Evitando que as alegações caiam em ouvidos moucos

A partir dessa cúpula, Francisco deixou clara a necessidade de uma lei para evitar, de uma vez por todas, que as denúncias caiam em ouvidos moucos. O Papa percebe que existe uma lei, mas ela não é aplicada porque as denúncias não chegam ao público. Assim, em junho de 2019, foi emitido o Motu Proprio “Vos Estis Lux Mundi”, que obriga todas as dioceses do mundo a ter um escritório para receber, investigar e lidar com denúncias. Junto com isso, a responsabilidade criminal é estabelecida no caso de negligência no recebimento de reclamações.
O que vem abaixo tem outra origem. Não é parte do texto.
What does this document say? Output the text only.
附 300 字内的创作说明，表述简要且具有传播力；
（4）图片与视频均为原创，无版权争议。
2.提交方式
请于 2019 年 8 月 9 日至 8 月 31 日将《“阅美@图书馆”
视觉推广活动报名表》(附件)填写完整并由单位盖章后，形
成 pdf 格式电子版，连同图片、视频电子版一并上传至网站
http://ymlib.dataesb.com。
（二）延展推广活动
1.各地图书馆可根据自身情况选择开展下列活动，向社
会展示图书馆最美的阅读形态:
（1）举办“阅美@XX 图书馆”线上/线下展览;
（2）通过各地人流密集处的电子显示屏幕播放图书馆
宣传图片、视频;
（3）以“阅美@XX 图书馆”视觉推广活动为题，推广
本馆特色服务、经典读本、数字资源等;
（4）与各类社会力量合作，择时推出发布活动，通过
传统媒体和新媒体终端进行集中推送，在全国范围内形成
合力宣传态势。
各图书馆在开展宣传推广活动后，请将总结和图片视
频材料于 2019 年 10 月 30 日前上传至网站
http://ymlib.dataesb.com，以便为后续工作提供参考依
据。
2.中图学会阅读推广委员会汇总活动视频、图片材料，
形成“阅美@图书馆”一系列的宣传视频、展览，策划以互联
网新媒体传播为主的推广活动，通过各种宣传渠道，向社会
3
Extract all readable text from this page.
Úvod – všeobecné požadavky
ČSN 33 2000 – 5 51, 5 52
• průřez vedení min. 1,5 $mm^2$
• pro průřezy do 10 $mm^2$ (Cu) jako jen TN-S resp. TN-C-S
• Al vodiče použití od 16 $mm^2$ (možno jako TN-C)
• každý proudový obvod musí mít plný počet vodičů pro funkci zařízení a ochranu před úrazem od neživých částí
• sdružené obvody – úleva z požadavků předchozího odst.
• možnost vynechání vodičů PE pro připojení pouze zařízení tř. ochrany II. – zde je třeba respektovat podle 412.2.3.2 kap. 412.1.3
Da mesma forma, o Papa percebe que esse problema não pode ser deixado apenas para a hierarquia. De fato, ele percebe que todo tipo de abuso, seja de consciência, espiritual ou sexual, é fruto do clericalismo e do elitismo, daqueles que se consideram uma casta com privilégios que ninguém lhes concedeu. Uma nova fase está iniciando, na qual os abusos estão começando a ser confrontados de forma sinodal. A razão para essa nova dinâmica está no fato de que Francisco, nas palavras de Bertomeu, “percebe que a Igreja tem sido surda à realidade do abuso, que o abuso nada mais é do que o poder exercido de forma tóxica”.

Abuso sexual e abuso de poder

De acordo com Bertomeu, “há abuso sexual porque há abuso de poder e esse é sempre um exercício tóxico de poder que, na Igreja, deveria ser puro serviço”. Diante disso, ele ressalta a necessidade de “todo o povo de Deus entrar em uma dinâmica de repensar como o poder é exercido na Igreja”, algo que deve ser feito não de forma ideológica, mas teológica, ou seja, pensando em si mesmo como um povo de batizados que se põe a caminho, desinstalando-se de seus confortos, para olhar suas vidas à luz do Espírito Santo como um lugar de revelação de um Deus que está próximo a eles. Dessa forma, consegue entender que é “todo o povo de Deus que participa da tomada de decisões, porque todos são batizados, porque todos participam do mesmo Espírito, mesmo que haja uma parte do povo de Deus que tenha recebido um carisma especial para conduzi-lo”, enfatiza Bertomeu.

Ele não tem dúvidas de que, diante dos abusos na Igreja, Leão XIV dará continuidade ao que Francisco tem feito. Ele dá como exemplo o que aconteceu com o Sodalício, onde “o problema não é tanto o abuso sexual de menores, mas um abuso de poder e de consciência de adultos muito vulneráveis”. É por isso que, nos últimos anos, querendo combater todos os tipos de abuso, a Igreja “está entrando em uma nova dinâmica de maior e melhor tutela de todo o povo de Deus, mas especialmente dos mais vulneráveis”. Uma Igreja mãe e mestra, em vez de ser vista como uma organização criminosa, se levar a sério a gestão jurídica do abuso e sua prevenção, pode ser uma luz em um mundo onde há muito abuso. Mostrar que Deus, ao se encarnar, nos diz que “a chave para o poder é o amor, é o serviço, é a entrega radical aos outros: seu poder é o amor e, paradoxalmente, é quando você está mais vulnerável”.

Foto: Vatican Media

Falsas acusações do Sodalício

As falsas acusações contra Leon XIV de ter encoberto abusos na diocese de Chiclayo (Peru), foram promovidas pelo Sodalício a partir de maio de 2024. Essa poderosa instituição no Peru, com uma estrutura empresarial muito poderosa, redes e imunidade quase total, não ficou parada quando foi ameaçada pela “Missão Especial Scicluna-Bertomeu” que o Papa enviou ao Peru em julho de 2023. Após a denúncia dos jornalistas Salinas e Ugaz, envolvendo até mesmo o então arcebispo de Piura, José Antônio Eguren, ele os processou em 2018 e eles estavam quase prestes a ir para a cadeia. Isso não aconteceu devido ao apoio de quatro bispos peruanos, incluindo o bispo Prevost.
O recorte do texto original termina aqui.